Superlattices are exciting because of the many effects that occur due to the individual properties of the constituent layers and also because of how those layers interact. One of the most well-studies systems has been LaAlO3/SrTiO3. Even though both materials are insulators by themselves, when you alternate them in thin layers superconductivity appears at the interfaces!
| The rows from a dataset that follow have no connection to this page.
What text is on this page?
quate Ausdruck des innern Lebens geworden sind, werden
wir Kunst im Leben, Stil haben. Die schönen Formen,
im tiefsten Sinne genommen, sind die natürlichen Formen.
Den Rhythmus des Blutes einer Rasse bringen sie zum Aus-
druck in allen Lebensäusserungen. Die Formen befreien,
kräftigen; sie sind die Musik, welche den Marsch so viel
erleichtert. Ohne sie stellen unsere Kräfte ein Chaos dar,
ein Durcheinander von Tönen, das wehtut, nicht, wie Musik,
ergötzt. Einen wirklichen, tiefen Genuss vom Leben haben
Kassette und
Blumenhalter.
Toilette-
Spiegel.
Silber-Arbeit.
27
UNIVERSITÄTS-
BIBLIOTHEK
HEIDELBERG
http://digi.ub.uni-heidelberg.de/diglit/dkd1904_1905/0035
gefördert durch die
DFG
The example above shows a PbTiO3/SrTiO3 superlattice. PbTiO3 is a ferroelectric, meaning it has a native electric polarization (this comes from the O and Ti atoms being displaced from the unit cell center – which you can see if you look closely). When you reduce the number of PbTiO3 layers you may expect the superlattice to become less ferroelectric, but competing structural distortions of the individual PbTiO3 and SrTiO3 layers at the interface actually allow the whole system to sustain ferroelectricity even when the sample is made up of mostly non-ferroelectric SrTiO3.

A TEM image of a perovskite superlattice

A TEM image of a perovskite superlattice

Of course, superlattices don’t have to just be made of perovskites. However, because all perovskites share a general form it is easy to alternate thin layers of different materials while ensuring that they maintain good crystal quality.

Where did this structure come from?

Both the crystal structure and TEM image are PbTiO3/SrTiO3 superlattices. It was made by starting with the SrTiO3 structure (#9006864 in the Crystallography Open Database) and then adding a PbTiO3 layer (#9011192 in the Crystallography Open Database). The in-plane lattice parameters of the PbTiO3 layer were confined to those of the SrTiO3 layer to simulate epitaxial strain. As a result the out-of-plane lattice parameter of the PbTiO3 layer was made larger, which is observed experimentally.